About the role

Senior Security Analyst at Vivo overseeing identity solutions and blockchain implementation. Engaging with tech teams to enhance security standards and practices.

Responsibilities

Develop security controls in applications and APIs (authentication, authorization, validations, route protection, rate limiting, error handling and secure logging).
Design solutions and support the team following security and identity standards and specifications in development (e.g., OWASP ASVS, OWASP API Security, OAuth 2.0, OpenID Connect, JWT, ZKP, Zero Trust).
Contribute by performing basic hardening of applications and workloads (secure configurations, headers, TLS, permissions, secrets), following corporate guides and standards.
Build integrations with vaults/secret managers (e.g., HashiCorp Vault, AWS Secrets Manager, GCP Secret Manager, Azure Key Vault or equivalent), ensuring correct usage and secret rotation.
Handle tasks related to keys and certificates (issuance, rotation, secure storage) and integrations with KMS/HSM/PKI.
Work on remediation of vulnerabilities identified by SAST/DAST/SCA and secret scanning, focusing on practical mitigation and risk-based prioritization.
Contribute in refinement and discovery rituals, helping translate security/identity requirements into technical stories and acceptance criteria.
Collaborate with agile teams and stakeholders, documenting decisions and recommendations concisely.

Hands-on experience in software development (web/APIs/microservices) with attention to security practices.
Knowledge of AppSec (OWASP Top 10, OWASP API Security) and fundamentals of identity and access (OAuth 2.0, OpenID Connect, JWT).
Experience with object-oriented languages, preferably Java and the JVM ecosystem (Java/Kotlin/Node.js).
Experience or familiarity with frameworks such as Spring (Spring Boot/Spring Security) and/or Quarkus.
Familiarity with CI/CD and security tools (SAST/DAST/SCA), and risk-oriented remediation.
Basic knowledge of cloud and containers (Docker/Kubernetes) and hardening fundamentals.
Basic knowledge of SAML 2.0 and SCIM (provisioning), and integration with identity providers.
Experience with Vault/Secret Managers and automation of credential rotation.
Basic knowledge of PKI (certificates, mTLS) and integration with KMS/HSM.
Experience with regulatory requirements (LGPD/PCI) in a development context.

Choose the benefit plan that best fits you and your dependents via a digital platform with multiple categories: Gym, Meal Allowance (VR), Food Voucher (VA), Pharmacy Assistance, Health Insurance, Dental Insurance and Life Insurance;
Company mobile phone — a brand-new smartphone for you.
Unlimited voice and data plan — yes, unlimited.
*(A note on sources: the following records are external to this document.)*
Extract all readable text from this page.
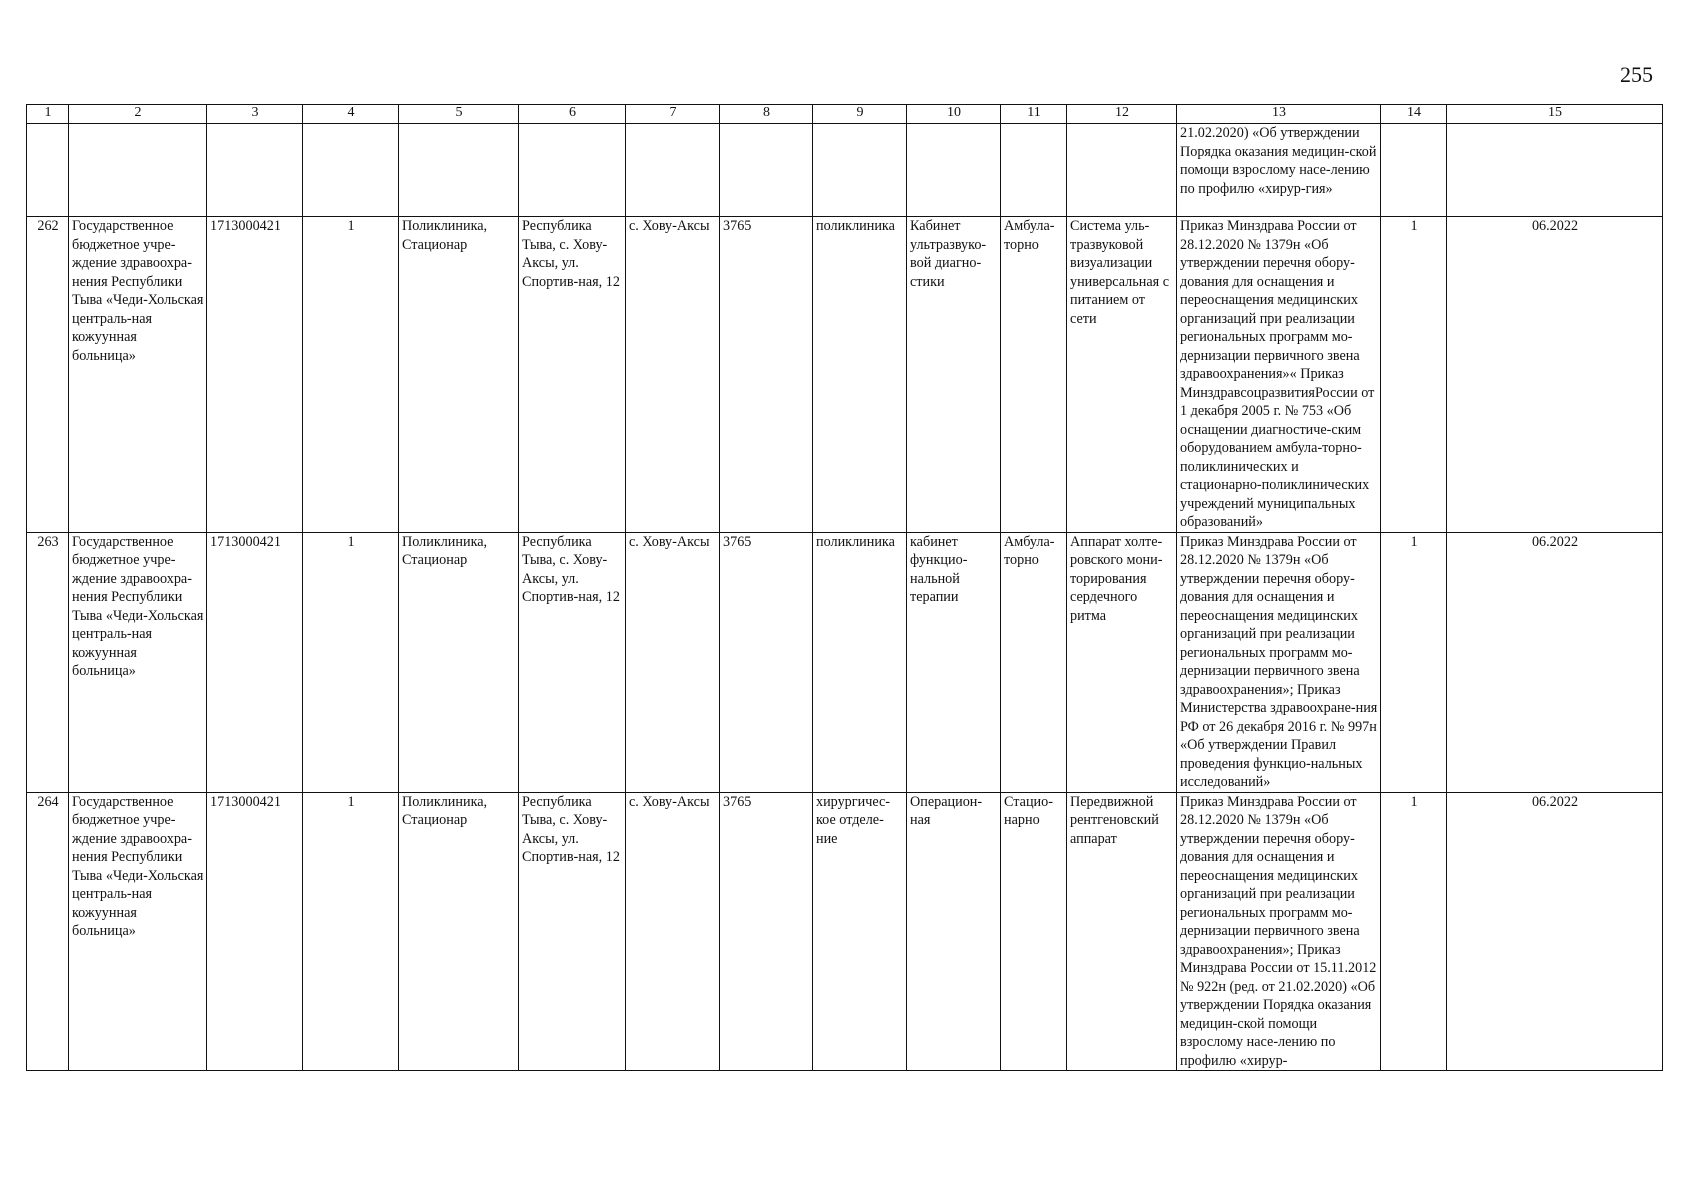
255
1	2	3	4	5	6	7	8	9	10	11	12	13	14	15
												21.02.2020) «Об утверждении Порядка оказания медицин-ской помощи взрослому насе-лению по профилю «хирур-гия»		
262	Государственное бюджетное учре-ждение здравоохра-нения Республики Тыва «Чеди-Хольская централь-ная кожуунная больница»	1713000421	1	Поликлиника, Стационар	Республика Тыва, с. Хову-Аксы, ул. Спортив-ная, 12	с. Хову-Аксы	3765	поликлиника	Кабинет ультразвуко-вой диагно-стики	Амбула-торно	Система уль-тразвуковой визуализации универсальная с питанием от сети	Приказ Минздрава России от 28.12.2020 № 1379н «Об утверждении перечня обору-дования для оснащения и переоснащения медицинских организаций при реализации региональных программ мо-дернизации первичного звена здравоохранения»« Приказ МинздравсоцразвитияРоссии от 1 декабря 2005 г. № 753 «Об оснащении диагностиче-ским оборудованием амбула-торно-поликлинических и стационарно-поликлинических учреждений муниципальных образований»	1	06.2022
263	Государственное бюджетное учре-ждение здравоохра-нения Республики Тыва «Чеди-Хольская централь-ная кожуунная больница»	1713000421	1	Поликлиника, Стационар	Республика Тыва, с. Хову-Аксы, ул. Спортив-ная, 12	с. Хову-Аксы	3765	поликлиника	кабинет функцио-нальной терапии	Амбула-торно	Аппарат холте-ровского мони-торирования сердечного ритма	Приказ Минздрава России от 28.12.2020 № 1379н «Об утверждении перечня обору-дования для оснащения и переоснащения медицинских организаций при реализации региональных программ мо-дернизации первичного звена здравоохранения»; Приказ Министерства здравоохране-ния РФ от 26 декабря 2016 г. № 997н «Об утверждении Правил проведения функцио-нальных исследований»	1	06.2022
264	Государственное бюджетное учре-ждение здравоохра-нения Республики Тыва «Чеди-Хольская централь-ная кожуунная больница»	1713000421	1	Поликлиника, Стационар	Республика Тыва, с. Хову-Аксы, ул. Спортив-ная, 12	с. Хову-Аксы	3765	хирургичес-кое отделе-ние	Операцион-ная	Стацио-нарно	Передвижной рентгеновский аппарат	Приказ Минздрава России от 28.12.2020 № 1379н «Об утверждении перечня обору-дования для оснащения и переоснащения медицинских организаций при реализации региональных программ мо-дернизации первичного звена здравоохранения»; Приказ Минздрава России от 15.11.2012 № 922н (ред. от 21.02.2020) «Об утверждении Порядка оказания медицин-ской помощи взрослому насе-лению по профилю «хирур-	1	06.2022
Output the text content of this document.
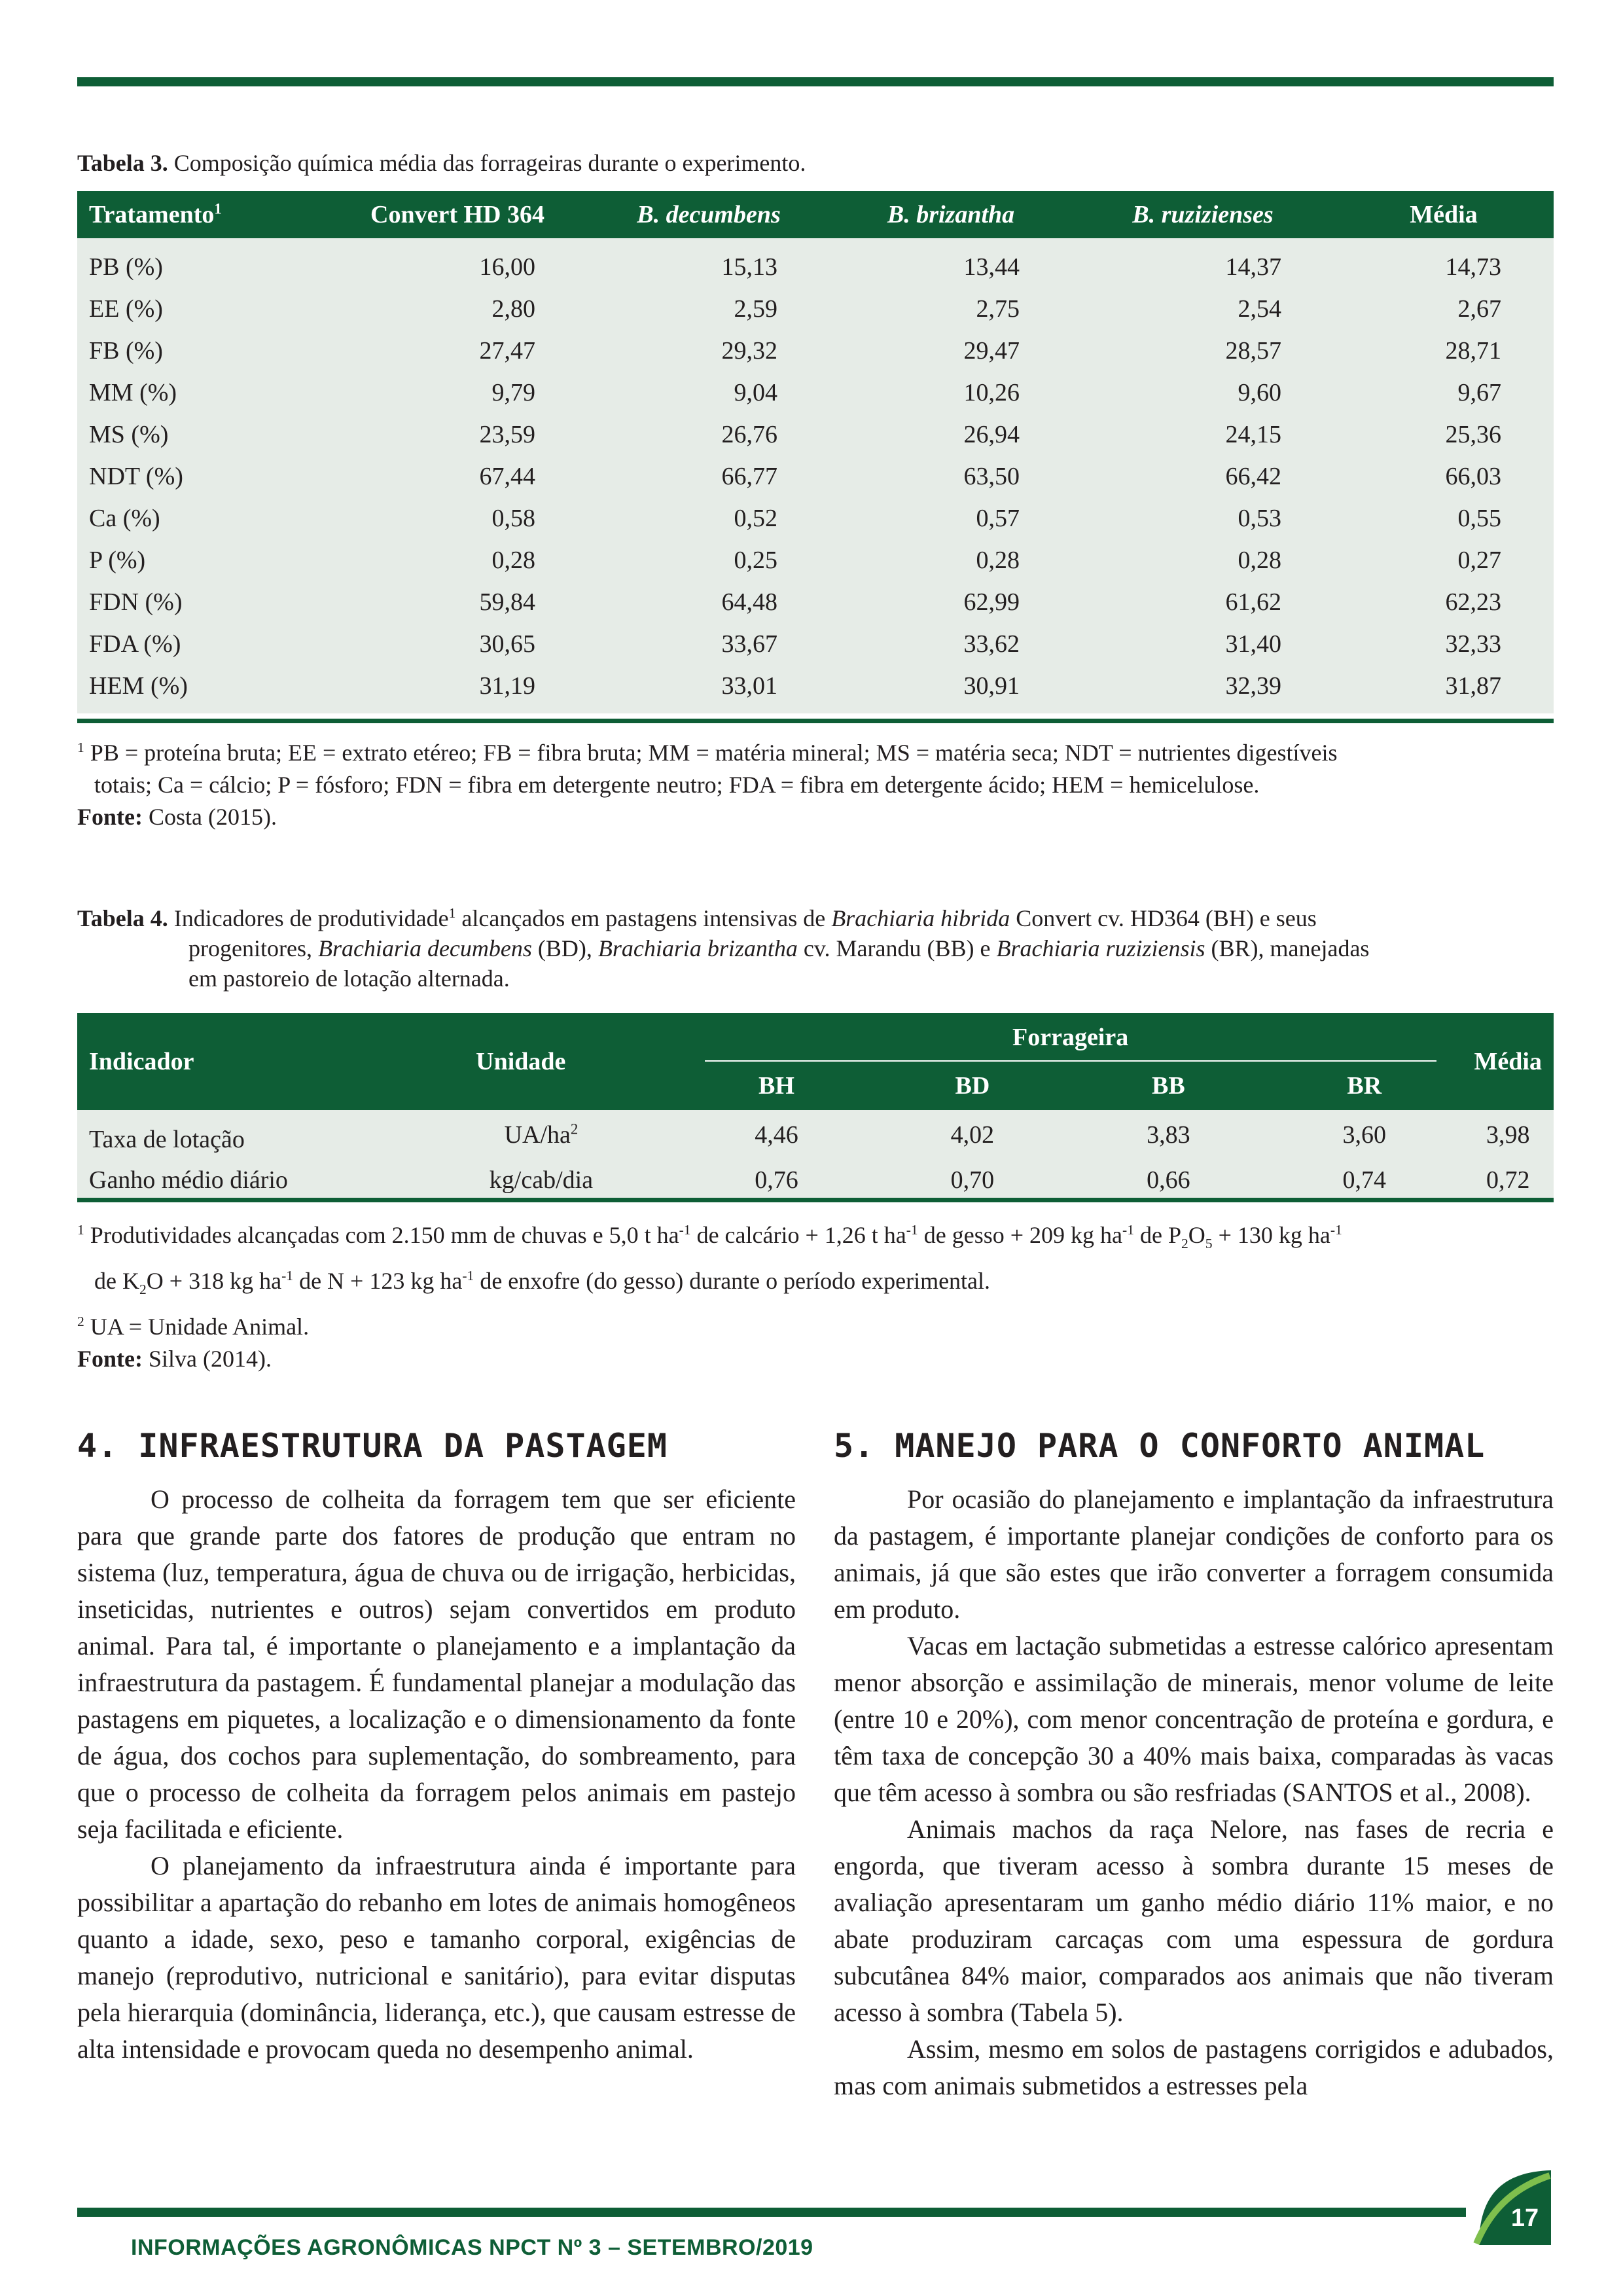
Tabela 3. Composição química média das forrageiras durante o experimento.
Tratamento$^1$	Convert HD 364	B. decumbens	B. brizantha	B. ruzizienses	Média
PB (%)	16,00	15,13	13,44	14,37	14,73
EE (%)	2,80	2,59	2,75	2,54	2,67
FB (%)	27,47	29,32	29,47	28,57	28,71
MM (%)	9,79	9,04	10,26	9,60	9,67
MS (%)	23,59	26,76	26,94	24,15	25,36
NDT (%)	67,44	66,77	63,50	66,42	66,03
Ca (%)	0,58	0,52	0,57	0,53	0,55
P (%)	0,28	0,25	0,28	0,28	0,27
FDN (%)	59,84	64,48	62,99	61,62	62,23
FDA (%)	30,65	33,67	33,62	31,40	32,33
HEM (%)	31,19	33,01	30,91	32,39	31,87
$^1$ PB = proteína bruta; EE = extrato etéreo; FB = fibra bruta; MM = matéria mineral; MS = matéria seca; NDT = nutrientes digestíveis
totais; Ca = cálcio; P = fósforo; FDN = fibra em detergente neutro; FDA = fibra em detergente ácido; HEM = hemicelulose.
Fonte: Costa (2015).
Tabela 4. Indicadores de produtividade$^1$ alcançados em pastagens intensivas de Brachiaria hibrida Convert cv. HD364 (BH) e seus
progenitores, Brachiaria decumbens (BD), Brachiaria brizantha cv. Marandu (BB) e Brachiaria ruziziensis (BR), manejadas
em pastoreio de lotação alternada.
Indicador	Unidade	Forrageira				Média
		BH	BD	BB	BR	
Taxa de lotação	$UA/ha^2$	4,46	4,02	3,83	3,60	3,98
Ganho médio diário	kg/cab/dia	0,76	0,70	0,66	0,74	0,72
$^1$ Produtividades alcançadas com 2.150 mm de chuvas e 5,0 t $ha^{-1}$ de calcário + 1,26 t $ha^{-1}$ de gesso + 209 kg $ha^{-1}$ de $P_2O_5 + 130$ kg $ha^{-1}$
de $K_2O + 318$ kg $ha^{-1}$ de N + 123 kg $ha^{-1}$ de enxofre (do gesso) durante o período experimental.
$^2$ UA = Unidade Animal.
Fonte: Silva (2014).
4. INFRAESTRUTURA DA PASTAGEM

O processo de colheita da forragem tem que ser eficiente para que grande parte dos fatores de produção que entram no sistema (luz, temperatura, água de chuva ou de irrigação, herbicidas, inseticidas, nutrientes e outros) sejam convertidos em produto animal. Para tal, é importante o planejamento e a implantação da infraestrutura da pastagem. É fundamental planejar a modulação das pastagens em piquetes, a localização e o dimensionamento da fonte de água, dos cochos para suplementação, do sombreamento, para que o processo de colheita da forragem pelos animais em pastejo seja facilitada e eficiente.

O planejamento da infraestrutura ainda é importante para possibilitar a apartação do rebanho em lotes de animais homogêneos quanto a idade, sexo, peso e tamanho corporal, exigências de manejo (reprodutivo, nutricional e sanitário), para evitar disputas pela hierarquia (dominância, liderança, etc.), que causam estresse de alta intensidade e provocam queda no desempenho animal.

5. MANEJO PARA O CONFORTO ANIMAL

Por ocasião do planejamento e implantação da infraestrutura da pastagem, é importante planejar condições de conforto para os animais, já que são estes que irão converter a forragem consumida em produto.

Vacas em lactação submetidas a estresse calórico apresentam menor absorção e assimilação de minerais, menor volume de leite (entre 10 e 20%), com menor concentração de proteína e gordura, e têm taxa de concepção 30 a 40% mais baixa, comparadas às vacas que têm acesso à sombra ou são resfriadas (SANTOS et al., 2008).

Animais machos da raça Nelore, nas fases de recria e engorda, que tiveram acesso à sombra durante 15 meses de avaliação apresentaram um ganho médio diário 11% maior, e no abate produziram carcaças com uma espessura de gordura subcutânea 84% maior, comparados aos animais que não tiveram acesso à sombra (Tabela 5).

Assim, mesmo em solos de pastagens corrigidos e adubados, mas com animais submetidos a estresses pela

17
INFORMAÇÕES AGRONÔMICAS NPCT Nº 3 – SETEMBRO/2019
Vivo 5G can be up to 10x faster!
An exclusive Vivo offer with special discounts on landline, broadband, TV and apps.
Entitlement to an annual Bonus or PPR.
Plan your future through a Private Pension plan.
Have children? You will be entitled to a subsidy to help cover school, daycare or babysitter expenses.
Work in an environment that respects your personality, dress style and individuality, where you can be authentic. #BeYourself
Work remotely up to 3 days per week. #Mobility
Flexible working hours.
A day off to celebrate your birthday (Day off).
Participate in one of the largest corporate volunteer programs to help make a positive impact in the world.
Benefit from our Educational Development Program, which offers partnerships with educational institutions at discounted rates, as well as certifications and online courses.